You will enjoy his antics.


----------



## RachelsaurusRex (Feb 10, 2010)

Haha yes, he is quite charming! I look forward to seeing him happy and able to fly and hang out with another pigeon.


----------



## Reti (Jul 20, 2003)

S/he is beautiful. Congratulations on your adoption, I am sure he will calm down once he is in his new home.
Thank you for giving him a new home (and a friend).

Reti


----------



## RachelsaurusRex (Feb 10, 2010)

Thank you!


----------



## dovelove<3 (May 28, 2009)

RachelsaurusRex said:


> He? says thank you! I still haven't come up with a name. All of my chickens have PeeWee Herman names, so I'll probably stick with the theme for my pigeons
> 
> As for picking a "mate", since I really don't know the gender does it matter if the companion bird is a male or female? I have zero interest in breeding, and if I did end up with a male/female pair I would not allow the eggs to be incubated, anyway.


Very pretty bird 
As for a companion I would lean more towards getting a female. If the bird is a male then getting another male could cause conflicts/fights between the two. But he should get along with the hen. And two hens will get along with each other as well. Im not an expert but this is just what I have heard/read. Good Luck


----------



## RachelsaurusRex (Feb 10, 2010)

Thanks, dovelove! That's sort of what I was thinking, but wasn't sure if I was correct in thinking that.


----------



## spirit wings (Mar 29, 2008)

nice little pigeon there! have fun with him...or her..lol... is this your first pigeon?


----------



## Jay3 (May 4, 2008)

Beautiful little thing. Yes. If you aren't sure of the gender, get a female. Two males will fight. Two females should get along.


----------



## RachelsaurusRex (Feb 10, 2010)

Thank you! Yes, this will be my first! We've had several come into work, but they've all eventually been placed or rehabbed and released. This is the first one I've ever decided to take home!


----------



## spirit wings (Mar 29, 2008)

RachelsaurusRex said:


> Thank you! Yes, this will be my first! We've had several come into work, but they've all eventually been placed or rehabbed and released. This is the first one I've ever decided to take home!

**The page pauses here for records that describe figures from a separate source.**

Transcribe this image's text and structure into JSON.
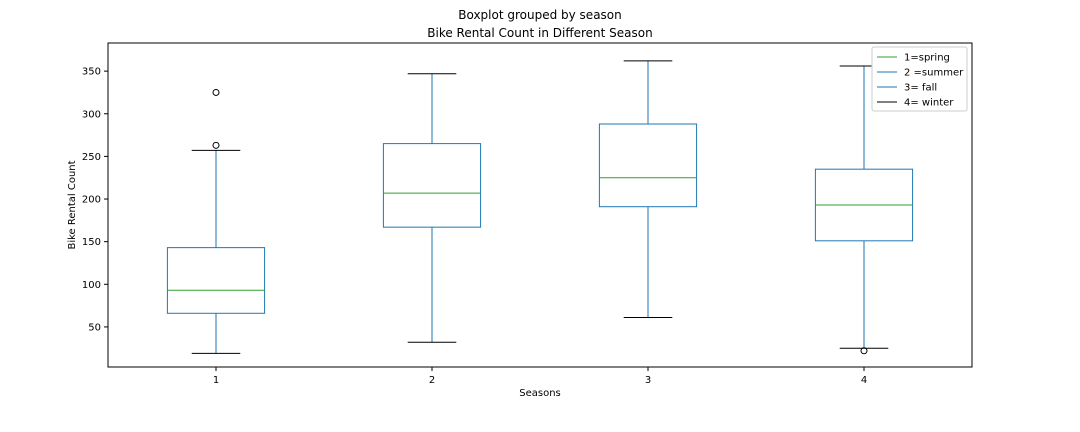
{
  "chart_data": {
    "type": "boxplot",
    "suptitle": "Boxplot grouped by season",
    "title": "Bike Rental Count in Different Season",
    "xlabel": "Seasons",
    "ylabel": "Bike Rental Count",
    "categories": [
      "1",
      "2",
      "3",
      "4"
    ],
    "ylim": [
      3,
      383
    ],
    "yticks": [
      50,
      100,
      150,
      200,
      250,
      300,
      350
    ],
    "grid": false,
    "legend_position": "top-right",
    "legend": [
      "1=spring",
      "2 =summer",
      "3= fall",
      "4= winter"
    ],
    "colors": {
      "box": "#1f77b4",
      "whisker": "#1f77b4",
      "median": "#2ca02c",
      "cap": "#000000",
      "flier": "#000000"
    },
    "boxes": [
      {
        "category": "1",
        "whisker_low": 19,
        "q1": 66,
        "median": 93,
        "q3": 143,
        "whisker_high": 257,
        "outliers": [
          263,
          325
        ]
      },
      {
        "category": "2",
        "whisker_low": 32,
        "q1": 167,
        "median": 207,
        "q3": 265,
        "whisker_high": 347,
        "outliers": []
      },
      {
        "category": "3",
        "whisker_low": 61,
        "q1": 191,
        "median": 225,
        "q3": 288,
        "whisker_high": 362,
        "outliers": []
      },
      {
        "category": "4",
        "whisker_low": 25,
        "q1": 151,
        "median": 193,
        "q3": 235,
        "whisker_high": 356,
        "outliers": [
          22
        ]
      }
    ]
  }
}
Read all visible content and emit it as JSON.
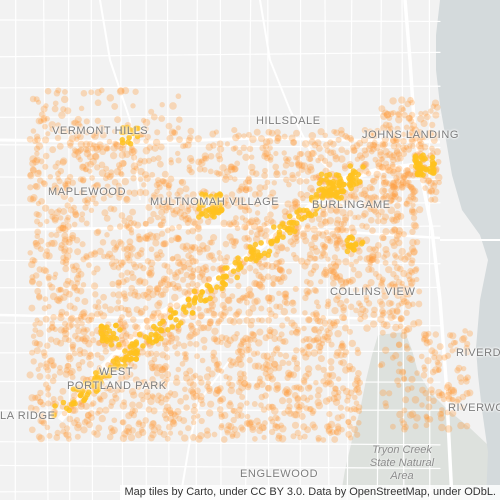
{
  "map": {
    "place_labels": {
      "vermont_hills": "VERMONT HILLS",
      "hillsdale": "HILLSDALE",
      "johns_landing": "JOHNS LANDING",
      "maplewood": "MAPLEWOOD",
      "multnomah_village": "MULTNOMAH VILLAGE",
      "burlingame": "BURLINGAME",
      "collins_view": "COLLINS VIEW",
      "riverdale": "RIVERDALE",
      "west_portland_park_line1": "WEST",
      "west_portland_park_line2": "PORTLAND PARK",
      "arnold_creek_tail": "LA RIDGE",
      "riverwood": "RIVERWOOD",
      "englewood": "ENGLEWOOD"
    },
    "park_label": {
      "line1": "Tryon Creek",
      "line2": "State Natural",
      "line3": "Area"
    },
    "attribution": "Map tiles by Carto, under CC BY 3.0. Data by OpenStreetMap, under ODbL.",
    "colors": {
      "background": "#f2f2f2",
      "water": "#d4dadc",
      "park": "#dde1dd",
      "road": "#ffffff",
      "point": "#ff9a3c",
      "point_highlight": "#ffc21f"
    },
    "layers": [
      "basemap",
      "water",
      "park",
      "roads",
      "heat-points",
      "labels"
    ]
  }
}
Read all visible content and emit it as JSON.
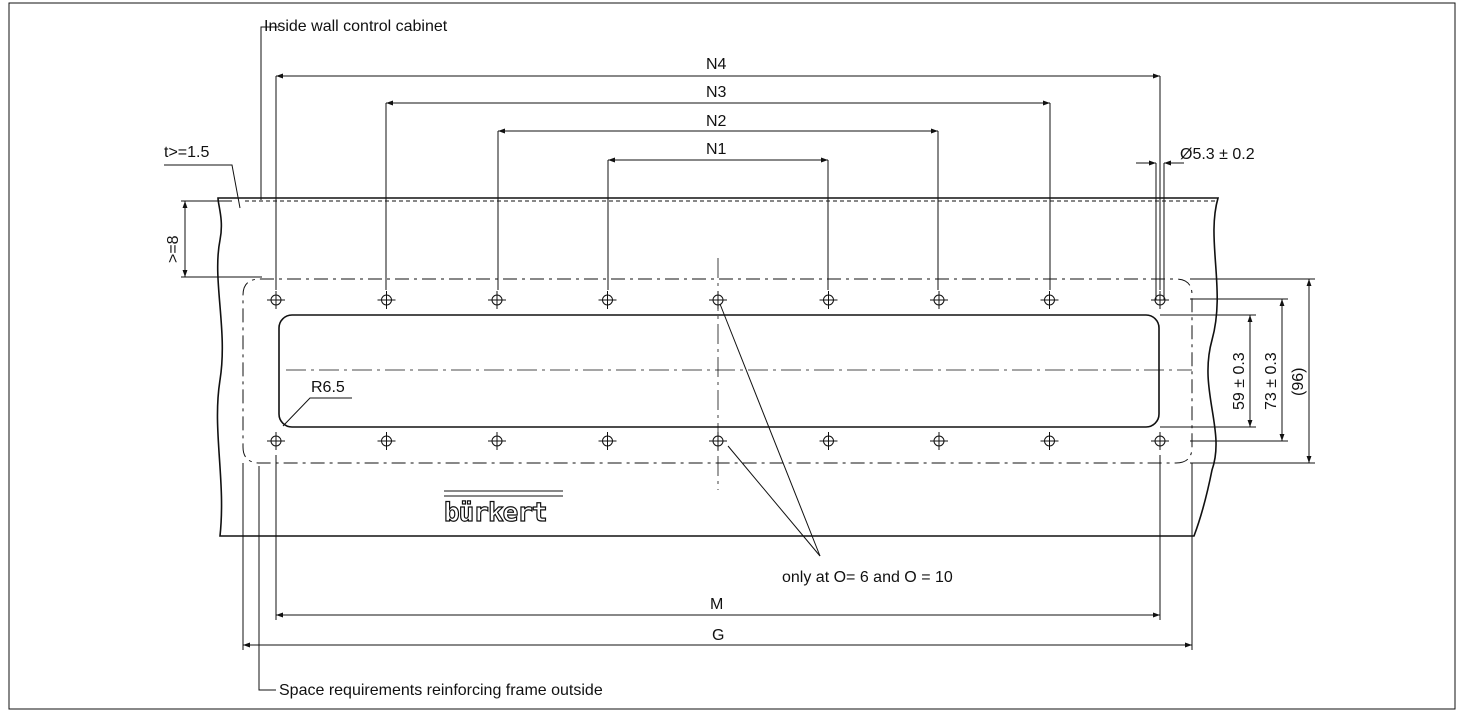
{
  "labels": {
    "inside_wall": "Inside wall control cabinet",
    "space_req": "Space requirements reinforcing frame outside",
    "thickness": "t>=1.5",
    "min_gap": ">=8",
    "n1": "N1",
    "n2": "N2",
    "n3": "N3",
    "n4": "N4",
    "hole_dia": "Ø5.3 ± 0.2",
    "radius": "R6.5",
    "dim_59": "59 ± 0.3",
    "dim_73": "73 ± 0.3",
    "dim_96": "(96)",
    "only_at": "only at O= 6 and O = 10",
    "m": "M",
    "g": "G",
    "logo": "bürkert"
  },
  "holes": {
    "count_per_row": 9,
    "rows": 2
  }
}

congrats! beware, they become addicting!


----------



## RachelsaurusRex (Feb 10, 2010)

LOL, I bet! I'm already looking at RescueReport.org regularly and wish I could adopt more  My boyfriend is definitely the voice of reason in this relationship. It can be annoying, but ultimately I thank him as I leave the feed store every week, haha.

Someday we'll have our farm, though, and all of its residents will be rescues. Then I'll build a ginormous aviary and contact Elizabeth to adopt a whole flock of pigeons!


----------